Cinq leviers, une page

Nous avons condensé ces cinq leviers dans une checklist d’une page, avec pour chacun quatre points à cocher et une question de vérification honnête (par exemple : « le tableau de bord change-t-il une décision cette semaine ? »). Elle est pensée pour être imprimée et passée en revue avec l’équipe, pas rangée dans un tiroir. Vous pouvez la télécharger ci-dessous.

Là où ça dérape

  • Ne courir qu’après le MTTR. Réparer toujours plus vite sans jamais supprimer la cause, c’est devenir excellent à éteindre des incendies qui reviennent. La vitesse de réparation est un confort, pas une stratégie.
  • Confondre l’outil et la méthode. Acheter une GMAO ou des capteurs et croire le problème réglé. Un logiciel ne trace rien tout seul, et un capteur ne décide de rien. Sans discipline de saisie et de capitalisation, on paie cher une fausse maîtrise.
  • Assimiler « réduire les arrêts » à « acheter du prédictif ». Le prédictif a sa place sur les actifs critiques, mais l’essentiel des gains vient d’abord des cinq leviers ci-dessus. Nous détaillons cette nuance dans surveiller n’est pas prédire.

Retenir

Réduire les temps d’arrêt n’est pas une course à la réparation, c’est un travail de fond : tracer, mesurer pour décider, capitaliser, prioriser, ancrer. Les quatre premiers leviers ne coûtent presque rien en technologie et beaucoup en rigueur. C’est précisément là que se creuse l’écart entre une usine qui subit ses pannes et une usine qui les fait reculer, année après année.

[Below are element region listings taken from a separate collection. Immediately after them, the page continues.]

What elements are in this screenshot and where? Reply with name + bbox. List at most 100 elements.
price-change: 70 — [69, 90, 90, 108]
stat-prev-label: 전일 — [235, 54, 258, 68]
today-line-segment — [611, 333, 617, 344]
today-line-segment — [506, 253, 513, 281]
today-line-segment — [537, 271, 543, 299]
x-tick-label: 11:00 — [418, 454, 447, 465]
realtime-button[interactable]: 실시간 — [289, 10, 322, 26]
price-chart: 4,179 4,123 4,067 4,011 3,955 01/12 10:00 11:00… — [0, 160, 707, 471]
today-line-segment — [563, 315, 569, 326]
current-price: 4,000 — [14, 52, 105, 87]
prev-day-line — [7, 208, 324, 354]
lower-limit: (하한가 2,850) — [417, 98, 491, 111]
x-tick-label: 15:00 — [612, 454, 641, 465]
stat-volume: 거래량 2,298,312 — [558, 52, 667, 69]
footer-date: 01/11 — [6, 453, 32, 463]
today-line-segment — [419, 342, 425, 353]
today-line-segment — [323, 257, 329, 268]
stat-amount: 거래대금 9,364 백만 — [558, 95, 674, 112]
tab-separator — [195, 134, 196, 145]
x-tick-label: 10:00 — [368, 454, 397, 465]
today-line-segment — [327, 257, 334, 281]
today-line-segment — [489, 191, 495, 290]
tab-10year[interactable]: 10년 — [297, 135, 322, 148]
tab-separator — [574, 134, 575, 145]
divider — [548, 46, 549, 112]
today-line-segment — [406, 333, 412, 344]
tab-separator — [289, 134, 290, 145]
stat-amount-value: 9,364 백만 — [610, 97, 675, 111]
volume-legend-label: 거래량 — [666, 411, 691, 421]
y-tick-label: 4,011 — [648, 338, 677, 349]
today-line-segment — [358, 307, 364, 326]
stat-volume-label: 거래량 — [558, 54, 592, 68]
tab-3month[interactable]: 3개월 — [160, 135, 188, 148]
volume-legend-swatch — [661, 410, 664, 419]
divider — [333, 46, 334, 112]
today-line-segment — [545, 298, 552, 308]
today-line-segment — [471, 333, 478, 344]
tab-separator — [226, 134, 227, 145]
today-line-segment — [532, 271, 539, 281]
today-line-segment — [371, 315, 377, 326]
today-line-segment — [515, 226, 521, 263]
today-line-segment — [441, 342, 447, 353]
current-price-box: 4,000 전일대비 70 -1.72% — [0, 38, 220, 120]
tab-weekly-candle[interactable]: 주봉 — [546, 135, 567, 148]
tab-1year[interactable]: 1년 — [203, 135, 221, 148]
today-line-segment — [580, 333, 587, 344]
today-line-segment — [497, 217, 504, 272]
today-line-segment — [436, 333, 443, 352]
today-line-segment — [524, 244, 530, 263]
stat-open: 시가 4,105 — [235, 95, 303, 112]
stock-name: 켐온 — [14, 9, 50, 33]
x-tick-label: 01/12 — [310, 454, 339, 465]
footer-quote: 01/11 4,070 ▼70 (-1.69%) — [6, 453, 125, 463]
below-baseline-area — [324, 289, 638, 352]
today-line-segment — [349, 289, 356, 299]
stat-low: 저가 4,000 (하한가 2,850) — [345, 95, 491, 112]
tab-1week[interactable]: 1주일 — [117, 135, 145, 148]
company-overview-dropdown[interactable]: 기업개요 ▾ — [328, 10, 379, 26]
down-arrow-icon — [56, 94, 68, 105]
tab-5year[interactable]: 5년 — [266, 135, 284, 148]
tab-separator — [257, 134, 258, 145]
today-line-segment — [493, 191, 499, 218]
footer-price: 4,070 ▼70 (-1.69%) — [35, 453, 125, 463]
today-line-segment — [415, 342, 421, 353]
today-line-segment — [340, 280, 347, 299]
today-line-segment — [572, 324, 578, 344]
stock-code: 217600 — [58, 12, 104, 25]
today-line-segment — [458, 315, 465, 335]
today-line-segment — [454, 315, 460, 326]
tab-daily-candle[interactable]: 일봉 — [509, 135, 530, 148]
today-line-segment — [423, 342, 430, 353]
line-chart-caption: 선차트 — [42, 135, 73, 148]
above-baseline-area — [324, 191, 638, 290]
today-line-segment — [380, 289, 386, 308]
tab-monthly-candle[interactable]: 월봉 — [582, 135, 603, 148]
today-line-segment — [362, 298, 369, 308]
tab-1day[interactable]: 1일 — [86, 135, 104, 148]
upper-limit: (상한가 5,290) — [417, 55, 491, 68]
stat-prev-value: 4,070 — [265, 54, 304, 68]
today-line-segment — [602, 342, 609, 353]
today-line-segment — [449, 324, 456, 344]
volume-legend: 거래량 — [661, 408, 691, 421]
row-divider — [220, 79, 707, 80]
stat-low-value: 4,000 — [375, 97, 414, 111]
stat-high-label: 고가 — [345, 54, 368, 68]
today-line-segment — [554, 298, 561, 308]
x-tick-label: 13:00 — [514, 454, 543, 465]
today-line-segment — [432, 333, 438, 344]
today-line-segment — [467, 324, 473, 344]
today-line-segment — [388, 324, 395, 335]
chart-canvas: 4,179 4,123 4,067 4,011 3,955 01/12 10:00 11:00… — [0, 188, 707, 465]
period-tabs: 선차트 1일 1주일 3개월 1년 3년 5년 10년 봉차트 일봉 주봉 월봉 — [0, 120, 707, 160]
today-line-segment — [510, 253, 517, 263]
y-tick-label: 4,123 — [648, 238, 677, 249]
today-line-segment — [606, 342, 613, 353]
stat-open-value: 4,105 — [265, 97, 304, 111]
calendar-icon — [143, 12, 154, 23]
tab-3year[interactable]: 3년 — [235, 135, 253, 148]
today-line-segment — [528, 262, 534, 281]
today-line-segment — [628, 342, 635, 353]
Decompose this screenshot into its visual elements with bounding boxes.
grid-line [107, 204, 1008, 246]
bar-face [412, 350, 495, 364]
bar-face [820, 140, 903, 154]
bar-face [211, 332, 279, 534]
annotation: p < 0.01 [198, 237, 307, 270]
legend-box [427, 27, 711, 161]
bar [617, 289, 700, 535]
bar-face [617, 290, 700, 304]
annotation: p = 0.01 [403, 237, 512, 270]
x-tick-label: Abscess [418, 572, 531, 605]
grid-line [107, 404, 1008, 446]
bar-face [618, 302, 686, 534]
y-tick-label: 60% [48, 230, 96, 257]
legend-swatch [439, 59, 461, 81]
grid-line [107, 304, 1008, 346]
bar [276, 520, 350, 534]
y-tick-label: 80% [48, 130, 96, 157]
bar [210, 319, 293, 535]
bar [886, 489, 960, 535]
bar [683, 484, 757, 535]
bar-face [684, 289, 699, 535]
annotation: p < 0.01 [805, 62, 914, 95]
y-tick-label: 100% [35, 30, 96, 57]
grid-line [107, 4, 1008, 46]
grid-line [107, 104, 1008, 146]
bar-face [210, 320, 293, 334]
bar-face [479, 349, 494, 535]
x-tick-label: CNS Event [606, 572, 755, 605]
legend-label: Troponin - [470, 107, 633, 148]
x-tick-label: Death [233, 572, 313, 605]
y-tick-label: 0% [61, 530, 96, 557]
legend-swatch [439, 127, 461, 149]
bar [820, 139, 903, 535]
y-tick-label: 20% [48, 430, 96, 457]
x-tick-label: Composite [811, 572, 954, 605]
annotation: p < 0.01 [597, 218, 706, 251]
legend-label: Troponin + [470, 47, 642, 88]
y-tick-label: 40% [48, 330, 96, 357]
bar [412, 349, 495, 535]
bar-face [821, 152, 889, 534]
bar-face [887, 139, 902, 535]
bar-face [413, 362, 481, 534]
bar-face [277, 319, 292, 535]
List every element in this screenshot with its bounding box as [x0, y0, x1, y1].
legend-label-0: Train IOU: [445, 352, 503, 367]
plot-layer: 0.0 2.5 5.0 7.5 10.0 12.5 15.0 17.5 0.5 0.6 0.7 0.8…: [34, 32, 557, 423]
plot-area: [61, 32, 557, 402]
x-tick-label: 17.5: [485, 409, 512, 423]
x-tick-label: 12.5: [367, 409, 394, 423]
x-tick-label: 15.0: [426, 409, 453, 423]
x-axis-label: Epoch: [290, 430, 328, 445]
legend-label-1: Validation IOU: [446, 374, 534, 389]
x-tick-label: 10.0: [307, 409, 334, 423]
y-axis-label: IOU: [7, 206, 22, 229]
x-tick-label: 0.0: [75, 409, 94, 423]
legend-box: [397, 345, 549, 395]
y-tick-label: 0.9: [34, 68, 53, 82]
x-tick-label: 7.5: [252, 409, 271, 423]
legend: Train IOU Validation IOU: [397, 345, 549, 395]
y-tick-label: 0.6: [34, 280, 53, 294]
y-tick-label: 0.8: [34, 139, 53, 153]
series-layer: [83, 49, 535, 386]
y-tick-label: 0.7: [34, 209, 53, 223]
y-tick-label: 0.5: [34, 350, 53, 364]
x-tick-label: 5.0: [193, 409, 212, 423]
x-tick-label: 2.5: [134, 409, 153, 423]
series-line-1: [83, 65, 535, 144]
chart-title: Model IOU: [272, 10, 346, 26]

C’est ce chemin que nous parcourons avec nos clients, dans la logique de notre méthode D.A.C.A. : ne plus subir deux fois la même panne.

Sources

  • Siemens (Senseye), The True Cost of Downtime 2022 (les arrêts non planifiés représentent environ 11 % du chiffre d’affaires, deux tiers des sites concernés chaque mois), siemens.com
  • OEE.com, The Six Big Losses (pertes de disponibilité : pannes et changements de série ; TRS = Disponibilité × Performance × Qualité), oee.com
  • Vorne, Machine Downtime Tracking and Reporting (codes de cause et analyse de Pareto des arrêts), vorne.com
  • AFNOR, NF EN 13306, Maintenance, terminologie de la maintenance (corrective, préventive, indicateurs associés), boutique.afnor.org

Questions fréquentes

Non, ou pas seulement. Réparer plus vite fait baisser le MTTR, mais ne réduit pas le nombre de pannes. Les arrêts qui coûtent le plus cher sont ceux qui reviennent. Le vrai levier est d’anticiper, de capitaliser et de supprimer les causes de récurrence, pas seulement d’accélérer le dépannage.